Dächer gebe es nur für die Hälfte der Plätze. Hinzu komme, dass aus Steffens Sicht die Stadt sofort viele Fahrradparkplätze brauche – und nicht verteilt auf die kommenden zehn Jahre. „Der Senat bleibt sich in der Radverkehrspolitik treu: Er macht große Versprechen, die wenig bringen und sich langfristig in Luft auflösen. Wir wollen Hamburg zur Fahrradstadt machen: Mit Lademöglichkeiten für Elektroräder, mit überdachten Stellplätzen und Plänen, die schnell und realistisch umsetzbar sind, und mit anderen Maßnahmen für eine echte Förderung des Radverkehrs.“
Klaus-Peter Hesse, verkehrspolitischer Sprecher der CDU-Bürgerschaftsfraktion sparte ebenfalls nicht mit Kritik. Seit Monaten warte die Stadt auf das Bike+ride-Entwicklungskonzept. Doch der Senat habe es versäumt, es rechtzeitig fertigzustellen und so die Chance vertan, es mit dem Park+ride-Entwicklungskonzept gesamtheitlich abzustimmen. „Weshalb so viel Zeit ins Land gehen musste, ist für uns nicht nachvollziehbar, denn wirkliche innovative Ansätze lassen sich nicht erkennen. Dass die Förderung des Fahrradverkehrs beim SPD-Senat nicht in guten Händen ist, hat zuletzt schon die gescheiterte Fahrradstraßenplanung am Harvestehuder Weg gezeigt.“ Er sieht sich in seiner Überzeugung bestätigt, dass die SPD die Radverkehrspolitik erst kurz vor der Wahl als Thema entdeckt habe. „Die hektische Planung unsinniger Fahrradstraßen und jetzt ein Bike+ride-Entwicklungskonzept ohne erkennbare Strategie sind die Folge. Nachhaltige Radverkehrsförderung sieht anders aus.“
„Die Misserfolge seiner verkorksten Verkehrspolitik treiben Senator Horch jetzt offenbar zu Verzweiflungstaten“, sagt Wieland Schinnenburg (FDP). Vier Jahre habe in Sachen Bike+ride-Konzept Stillstand in seiner Behörde geherrscht. „Jetzt, gut zwei Wochen vor der Bürgerschaftswahl, legt der Verkehrssenator Versprechungen für die nächsten zehn Jahre vor.“ Zudem sei „diese Ankündigungspolitik“ nicht finanziell untermauert: Dem Investitionsbedarf von gut drei Millionen Euro im Jahr stünden lediglich Einnahmen in Höhe von rund 330.000 Euro aus der Vermietung von Mietplätzen gegenüber.

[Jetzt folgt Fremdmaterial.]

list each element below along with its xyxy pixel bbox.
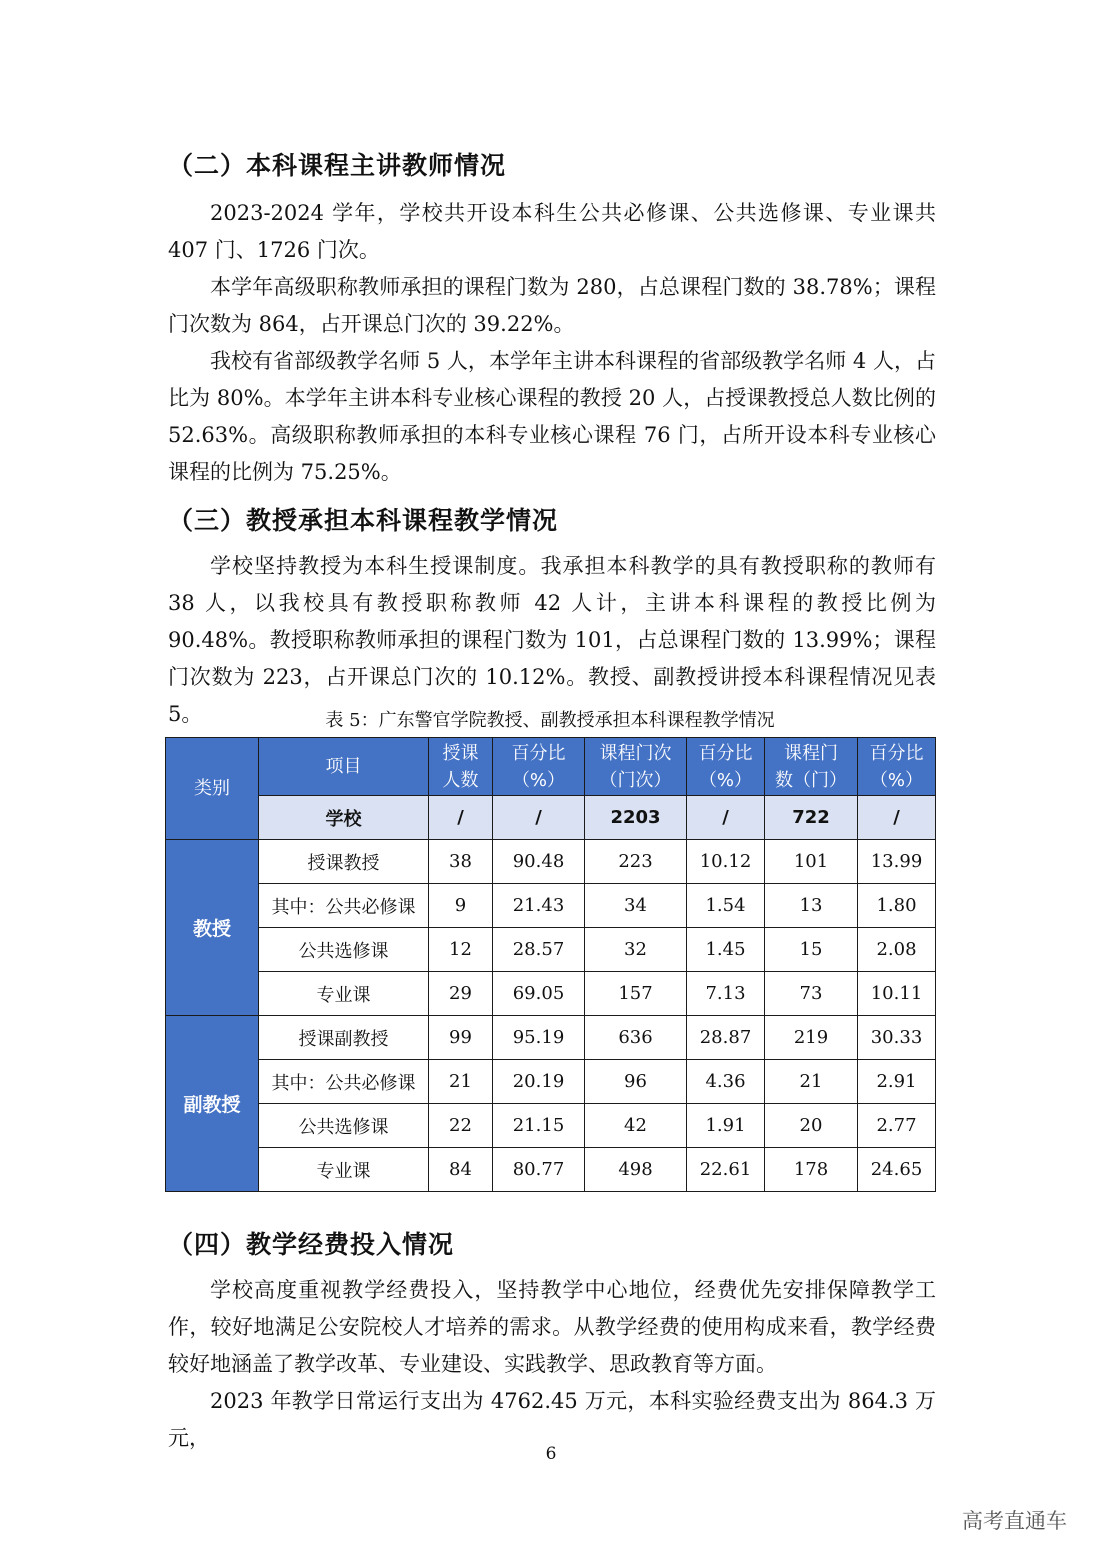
table-row [166, 928, 936, 972]
table-cell: 20.19 [493, 1060, 585, 1104]
table-cell: 1.45 [687, 928, 765, 972]
table-cell: 24.65 [858, 1148, 936, 1192]
table-cell: 2.91 [858, 1060, 936, 1104]
table-cell: 38 [429, 840, 493, 884]
header-courses: 课程门 数（门） [765, 738, 858, 796]
watermark: 高考直通车 [962, 1509, 1067, 1533]
table-row [166, 1060, 936, 1104]
table-cell: 99 [429, 1016, 493, 1060]
section-2-heading: （二）本科课程主讲教师情况 [168, 151, 507, 180]
category-associate-professor: 副教授 [166, 1016, 259, 1192]
section-3-paragraph-1: 学校坚持教授为本科生授课制度。我承担本科教学的具有教授职称的教师有 38 人，以我校具有教授职称教师 42 人计，主讲本科课程的教授比例为 90.48%。教授职称教师承担的课程门数为 101，占总课程门数的 13.99%；课程门次数为 223，占开课总门次的 10.12%。教授、副教授讲授本科课程情况见表 5。 [168, 554, 936, 726]
table-cell: 34 [585, 884, 687, 928]
table-cell: 9 [429, 884, 493, 928]
row-label: 公共选修课 [259, 928, 429, 972]
table-cell: 21.15 [493, 1104, 585, 1148]
section-4-paragraph-1: 学校高度重视教学经费投入，坚持教学中心地位，经费优先安排保障教学工作，较好地满足公安院校人才培养的需求。从教学经费的使用构成来看，教学经费较好地涵盖了教学改革、专业建设、实践教学、思政教育等方面。 [168, 1278, 936, 1376]
table-cell: 84 [429, 1148, 493, 1192]
table-cell: 69.05 [493, 972, 585, 1016]
table-cell: / [429, 796, 493, 840]
table-cell: 4.36 [687, 1060, 765, 1104]
table-cell: 96 [585, 1060, 687, 1104]
table-cell: 29 [429, 972, 493, 1016]
table-cell: 22.61 [687, 1148, 765, 1192]
row-label: 其中：公共必修课 [259, 884, 429, 928]
table-cell: 42 [585, 1104, 687, 1148]
table-row [166, 840, 936, 884]
section-2-paragraph-1: 2023-2024 学年，学校共开设本科生公共必修课、公共选修课、专业课共 407 门、1726 门次。 [168, 201, 936, 262]
table-cell: 15 [765, 928, 858, 972]
page-number: 6 [545, 1444, 557, 1464]
table-cell: 21 [765, 1060, 858, 1104]
table-cell: 32 [585, 928, 687, 972]
table-5-caption: 表 5：广东警官学院教授、副教授承担本科课程教学情况 [325, 710, 775, 731]
table-row-school [166, 796, 936, 840]
table-cell: 21.43 [493, 884, 585, 928]
table-cell: 13.99 [858, 840, 936, 884]
table-row [166, 884, 936, 928]
table-cell: 学校 [259, 796, 429, 840]
table-cell: 498 [585, 1148, 687, 1192]
table-row [166, 972, 936, 1016]
table-cell: 223 [585, 840, 687, 884]
table-cell: 2.77 [858, 1104, 936, 1148]
table-cell: 20 [765, 1104, 858, 1148]
table-cell: 90.48 [493, 840, 585, 884]
header-percent-1: 百分比 （%） [493, 738, 585, 796]
header-category: 类别 [166, 738, 259, 840]
table-row [166, 1148, 936, 1192]
section-2-paragraph-3: 我校有省部级教学名师 5 人，本学年主讲本科课程的省部级教学名师 4 人，占比为 80%。本学年主讲本科专业核心课程的教授 20 人，占授课教授总人数比例的 52.63%。高级职称教师承担的本科专业核心课程 76 门，占所开设本科专业核心课程的比例为 75.25%。 [168, 349, 936, 484]
category-professor: 教授 [166, 840, 259, 1016]
header-percent-2: 百分比 （%） [687, 738, 765, 796]
header-teachers: 授课 人数 [429, 738, 493, 796]
table-cell: 22 [429, 1104, 493, 1148]
table-row [166, 1016, 936, 1060]
header-item: 项目 [259, 738, 429, 796]
row-label: 公共选修课 [259, 1104, 429, 1148]
table-cell: 13 [765, 884, 858, 928]
table-cell: 95.19 [493, 1016, 585, 1060]
table-cell: 21 [429, 1060, 493, 1104]
row-label: 专业课 [259, 972, 429, 1016]
row-label: 授课教授 [259, 840, 429, 884]
section-4-heading: （四）教学经费投入情况 [168, 1230, 455, 1259]
table-cell: 219 [765, 1016, 858, 1060]
section-2-paragraph-2: 本学年高级职称教师承担的课程门数为 280，占总课程门数的 38.78%；课程门次数为 864，占开课总门次的 39.22%。 [168, 275, 936, 336]
table-cell: 10.12 [687, 840, 765, 884]
table-cell: 1.54 [687, 884, 765, 928]
table-cell: / [687, 796, 765, 840]
table-cell: 73 [765, 972, 858, 1016]
table-cell: 101 [765, 840, 858, 884]
section-3-heading: （三）教授承担本科课程教学情况 [168, 506, 559, 535]
table-cell: / [493, 796, 585, 840]
table-header-row [166, 738, 936, 796]
table-cell: 28.57 [493, 928, 585, 972]
header-sessions: 课程门次 （门次） [585, 738, 687, 796]
row-label: 专业课 [259, 1148, 429, 1192]
table-cell: 2.08 [858, 928, 936, 972]
table-cell: 157 [585, 972, 687, 1016]
table-cell: 2203 [585, 796, 687, 840]
table-cell: 12 [429, 928, 493, 972]
table-cell: 30.33 [858, 1016, 936, 1060]
table-cell: 1.91 [687, 1104, 765, 1148]
table-cell: 178 [765, 1148, 858, 1192]
row-label: 其中：公共必修课 [259, 1060, 429, 1104]
table-cell: 722 [765, 796, 858, 840]
table-cell: 28.87 [687, 1016, 765, 1060]
table-5 [165, 737, 936, 1192]
table-cell: 636 [585, 1016, 687, 1060]
table-cell: / [858, 796, 936, 840]
table-row [166, 1104, 936, 1148]
row-label: 授课副教授 [259, 1016, 429, 1060]
table-cell: 10.11 [858, 972, 936, 1016]
table-cell: 1.80 [858, 884, 936, 928]
section-4-paragraph-2: 2023 年教学日常运行支出为 4762.45 万元，本科实验经费支出为 864.3 万元， [168, 1389, 936, 1450]
table-cell: 7.13 [687, 972, 765, 1016]
header-percent-3: 百分比 （%） [858, 738, 936, 796]
table-cell: 80.77 [493, 1148, 585, 1192]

Heike Sudmann (Linke) spottet: „Schön, dass sich vor der Wahl wieder einmal des Themas Bike+Ride angenommen wird und weitreichende Pläne gemacht werden. Das hatte sich die Bürgerschaft bereits 2013 gewünscht. Ob es wirklich umgesetzt wird und wenn ja, ob die geplanten knapp 30.000 Plätze reichen werden, da bin ich skeptisch.“ Da viele neue Bike+ride-Plätze auf derzeit anderweitig genutzten Flächen zu schaffen seien, werde es zudem zu Konflikten kommen.